If there indeed is a general purpose bitsream decoding/encoding tool with v3 support, please let me know! If you are a programmer with intimate knowledge of the MDEC/Bitstream data format and especially that of version 3, please help me to figure out an elegant method to replace the intermission title card graphic.

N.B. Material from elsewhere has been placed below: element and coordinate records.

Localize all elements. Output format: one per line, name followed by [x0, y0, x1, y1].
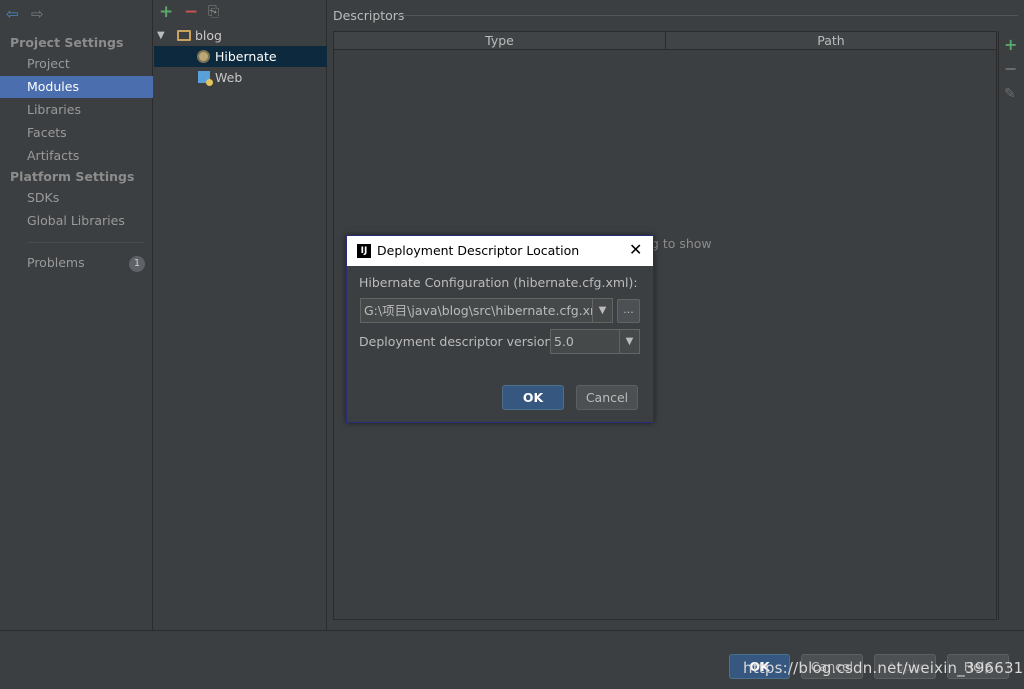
watermark-text: https://blog.csdn.net/weixin_39663138 — [743, 659, 1024, 677]
close-icon[interactable]: ✕ — [629, 241, 642, 259]
version-combobox[interactable]: 5.0 ▼ — [550, 329, 640, 354]
tree-item-label: blog — [195, 28, 222, 43]
dialog-cancel-button[interactable]: Cancel — [576, 385, 638, 410]
sidebar-item-libraries[interactable]: Libraries — [0, 99, 153, 121]
version-label: Deployment descriptor version — [359, 334, 553, 349]
chevron-down-icon[interactable]: ▼ — [619, 330, 639, 353]
tree-item-blog[interactable]: ▼ blog — [154, 25, 327, 46]
platform-settings-title: Platform Settings — [10, 169, 135, 184]
tree-item-hibernate[interactable]: Hibernate — [154, 46, 327, 67]
column-header-type[interactable]: Type — [334, 32, 665, 50]
group-divider — [398, 15, 1018, 16]
minus-icon[interactable]: − — [184, 3, 198, 21]
sidebar-item-modules[interactable]: Modules — [0, 76, 153, 98]
dialog-button-bar: OK Cancel Apply Help https://blog.csdn.n… — [0, 630, 1024, 689]
module-tree-panel: + − ⎘ ▼ blog Hibernate Web — [154, 0, 327, 630]
tree-item-label: Web — [215, 70, 243, 85]
sidebar-item-artifacts[interactable]: Artifacts — [0, 145, 153, 167]
chevron-down-icon[interactable]: ▼ — [592, 299, 612, 322]
tree-item-label: Hibernate — [215, 49, 277, 64]
dialog-titlebar[interactable]: IJ Deployment Descriptor Location ✕ — [347, 236, 653, 266]
problems-count-badge: 1 — [129, 256, 145, 272]
sidebar-item-global-libraries[interactable]: Global Libraries — [0, 210, 153, 232]
folder-icon — [177, 30, 191, 41]
hibernate-icon — [197, 50, 210, 63]
table-header: Type Path — [334, 32, 996, 50]
config-path-value: G:\项目\java\blog\src\hibernate.cfg.xml — [364, 303, 592, 318]
descriptor-toolbar: + − ✎ — [998, 31, 1024, 620]
settings-sidebar: ⇦ ⇨ Project Settings Project Modules Lib… — [0, 0, 153, 630]
copy-icon[interactable]: ⎘ — [208, 3, 219, 21]
version-value: 5.0 — [554, 334, 574, 349]
sidebar-item-project[interactable]: Project — [0, 53, 153, 75]
column-header-path[interactable]: Path — [666, 32, 996, 50]
expand-triangle-icon[interactable]: ▼ — [157, 25, 165, 46]
dialog-ok-button[interactable]: OK — [502, 385, 564, 410]
project-settings-title: Project Settings — [10, 35, 124, 50]
minus-icon[interactable]: − — [1004, 61, 1017, 77]
back-arrow-icon[interactable]: ⇦ — [6, 6, 22, 22]
web-icon — [198, 71, 213, 86]
config-path-combobox[interactable]: G:\项目\java\blog\src\hibernate.cfg.xml ▼ — [360, 298, 613, 323]
browse-button[interactable]: ... — [617, 299, 640, 323]
descriptors-title: Descriptors — [333, 8, 405, 23]
forward-arrow-icon[interactable]: ⇨ — [31, 6, 47, 22]
edit-icon[interactable]: ✎ — [1004, 86, 1016, 102]
plus-icon[interactable]: + — [1004, 37, 1017, 53]
sidebar-item-sdks[interactable]: SDKs — [0, 187, 153, 209]
dialog-title: Deployment Descriptor Location — [377, 243, 580, 258]
deployment-descriptor-dialog: IJ Deployment Descriptor Location ✕ Hibe… — [346, 235, 654, 423]
sidebar-divider — [27, 242, 145, 243]
plus-icon[interactable]: + — [159, 3, 173, 21]
config-label: Hibernate Configuration (hibernate.cfg.x… — [359, 275, 638, 290]
sidebar-item-facets[interactable]: Facets — [0, 122, 153, 144]
tree-item-web[interactable]: Web — [154, 67, 327, 88]
intellij-logo-icon: IJ — [357, 244, 371, 258]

One last thing to consider is that I only assume that the intermission title card is the last piece of the puzzle. There might be some other bitstreams hidden in the SM. file besides the data at 0x761A800, but the only way to confirm that is by churning through the entire entry array, visiting all of the pointers and doing the decoding song and dance. That's where a general purpose bitstream tool would come in handy, but as it stands, I feel dumbfounded because everywhere I look I feel a lot of people smarter than me know and understand the bitstream format, but working with the data (both reading and writing) is super obtuse or just impossible and that there are zero tools for working with it directly.
Discord: vervalkon#5908


Raccoon Sam

Quote from: Nezz on November 23, 2023, 02:51:21 PMHave you tried JPSXdec?
Yes, I have. Unfortunately jPSXdec can only detect bitstreams in proper STR containers or if they are proper stream files. It is unable to read bitstream data from inside individual files. I am under the impression that the source code has functionality for this, after all it is needed for reading v3 bitstream videos. I don't know any Java though, so I can't dig into it at source level.